カシャン、カシャン――
鉄と油の匂いに満ちた空間で、単調な音が絶え間なく続いていた。
僕の仕事は単純だ。
ベルトコンベアーに乗って流れてくる部品に、指定された部品を取り付けるだけ。スパナを握り、ボルトを締め、電動ドライバーでネジを打つ。流れ作業。思考は必要ない。何を作っているのか、誰も知らない。
「さあ、考えちゃダメだ」
隣の持田さんは、よくそう言った。
「俺たちは全体を見る必要はない。手元だけ見ろって、そう習ったろ?」
この工場では、それが絶対のルールだった。
シフトは三交代制。僕たちは第三班、夜勤だった。夜の現場は不気味なほど静かだ。昼間は鳴り響く警報やアナウンスも、夜には不思議と止む。
ただベルトコンベアーと、工具と、僕たちの呼吸音だけが、薄暗い空間に満ちていた。部品は、一見普通の金属だった。大小さまざまな板、管、箱型のパーツ。それらに、センサーのようなものを取り付ける。
何度か、ふとした拍子に部品の裏側に「文字」のようなものを見た気がする。 だが目を凝らすと消えていた。まるで目の中の埃のように、見ようとすると見えなくなる。
たぶん、気のせいだろう。 そう自分に言い聞かせた。
ある夜、異変が起きた。
いつものようにベルトコンベアーに向かっていたとき、流れてきた部品が――止まったのだ。
カタン、と小さな音を立てて、部品は僕の前で静止した。
「……え?」
思わず顔を上げる。
ベルトコンベアーは、なお動いている。 だが部品だけが、そこに浮いているように止まっていた。
周囲を見る。 ほかの作業員たちは誰も気づいていない。 あるいは、気づかないふりをしている。
僕は、そっと部品を手に取った。
それは、いつもの金属板ではなかった。柔らかい、温かみのある手触り。奇妙な形をしていて、何かの生き物の骨のようにも見えた。部品の表面には、くっきりと文字が刻まれていた。
「気づくな」
心臓が跳ねた。
ベルトコンベアーの音が急に遠ざかり、耳鳴りだけが響いた。
持田さんの声が聞こえた。
「おい、手を止めるなよ。流れ作業は命だぞ」
慌てて部品をベルトコンベアーに戻そうとした。だがその瞬間、部品がふっと手の中で消えた。まるで、最初から存在していなかったかのように。
それからだ。
ベルトコンベアーの流れが、少しずつ「違って」きたのは。流れてくる部品が、微かに呼吸しているように見える。ネジ穴が、まるで目のようにこちらを見ている。パーツ同士が、誰かの声のようなノイズを発している。
それでも、作業は続いた。
手を止めれば、何かに気づいてしまう気がした。 そして、気づいた者は、二度とこのラインには戻ってこない。
ある日、持田さんが消えた。
誰も理由を聞かなかった。 ただ、空いた彼の持ち場に、別の作業員が補充された。
それは、昨日まで部品の一部だったような、無表情な男だった。目がため池みたいに濁っていた。

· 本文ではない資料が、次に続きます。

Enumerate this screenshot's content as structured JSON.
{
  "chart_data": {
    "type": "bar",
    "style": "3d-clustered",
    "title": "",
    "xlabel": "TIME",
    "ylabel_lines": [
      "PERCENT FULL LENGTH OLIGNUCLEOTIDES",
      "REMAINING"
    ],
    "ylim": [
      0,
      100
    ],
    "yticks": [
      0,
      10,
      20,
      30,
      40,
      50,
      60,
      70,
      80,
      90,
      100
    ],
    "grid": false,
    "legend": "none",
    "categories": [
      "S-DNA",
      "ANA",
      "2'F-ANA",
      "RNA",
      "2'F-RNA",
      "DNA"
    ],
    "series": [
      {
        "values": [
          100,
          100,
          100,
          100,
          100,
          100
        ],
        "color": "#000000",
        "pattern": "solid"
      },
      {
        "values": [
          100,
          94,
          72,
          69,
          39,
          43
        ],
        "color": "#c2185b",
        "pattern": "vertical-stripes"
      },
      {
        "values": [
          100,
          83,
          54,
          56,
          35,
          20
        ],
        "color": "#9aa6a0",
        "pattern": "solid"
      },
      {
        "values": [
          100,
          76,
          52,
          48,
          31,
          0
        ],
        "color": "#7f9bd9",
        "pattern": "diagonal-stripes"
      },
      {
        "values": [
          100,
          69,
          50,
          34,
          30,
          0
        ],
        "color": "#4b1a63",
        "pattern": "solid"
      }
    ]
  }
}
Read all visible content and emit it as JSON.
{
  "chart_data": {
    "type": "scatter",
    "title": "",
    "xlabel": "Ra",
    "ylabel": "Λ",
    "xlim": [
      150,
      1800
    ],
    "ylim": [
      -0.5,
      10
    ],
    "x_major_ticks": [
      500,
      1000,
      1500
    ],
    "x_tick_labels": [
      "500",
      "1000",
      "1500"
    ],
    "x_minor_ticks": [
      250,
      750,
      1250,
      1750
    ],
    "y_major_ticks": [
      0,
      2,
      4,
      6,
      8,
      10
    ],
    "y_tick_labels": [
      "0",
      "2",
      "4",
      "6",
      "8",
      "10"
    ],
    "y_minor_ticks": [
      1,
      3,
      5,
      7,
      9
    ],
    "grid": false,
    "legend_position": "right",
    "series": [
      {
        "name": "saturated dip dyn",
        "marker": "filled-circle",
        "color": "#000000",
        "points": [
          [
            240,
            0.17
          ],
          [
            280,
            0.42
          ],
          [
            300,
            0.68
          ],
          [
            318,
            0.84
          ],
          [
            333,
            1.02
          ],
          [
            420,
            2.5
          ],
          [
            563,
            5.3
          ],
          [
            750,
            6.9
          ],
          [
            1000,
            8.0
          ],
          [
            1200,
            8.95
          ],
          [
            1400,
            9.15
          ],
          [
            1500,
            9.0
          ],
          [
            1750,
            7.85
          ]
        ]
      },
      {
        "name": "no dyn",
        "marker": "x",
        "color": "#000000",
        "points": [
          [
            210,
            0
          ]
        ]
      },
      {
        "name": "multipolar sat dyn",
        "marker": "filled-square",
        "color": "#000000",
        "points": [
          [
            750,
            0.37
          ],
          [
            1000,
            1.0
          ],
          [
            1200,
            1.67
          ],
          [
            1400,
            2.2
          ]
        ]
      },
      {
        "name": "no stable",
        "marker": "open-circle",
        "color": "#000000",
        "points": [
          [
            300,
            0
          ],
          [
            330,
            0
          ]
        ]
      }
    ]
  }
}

僕は思い始めていた。もしかしたら、僕たちは何かを作るために部品を組み立てているわけではないのではないか。
僕たち自身が、流れの中で決まった動きをすること自体に何かの意味がある。そう、僕たちがこのせまい世界の部品としてここにあるのではないか。
だからこそ、何を作っているか知らされない。知ってしまえば、自分が何のために、いや、何のためでもなく動いていることがわかってしまうから。
今夜も、ベルトコンベアーは流れている。
カシャン、カシャン。
手は勝手に動く。頭はもう、何も考えない。
ただ、たまに、ほんのたまに、僕の前に「止まる」部品がある。そこには、やはりこう書かれている。
「気づくな」
僕は、目を閉じた。
ベルトコンベアーのむこうには、まだ見たことのない、果てしない闇が広がっている気がする。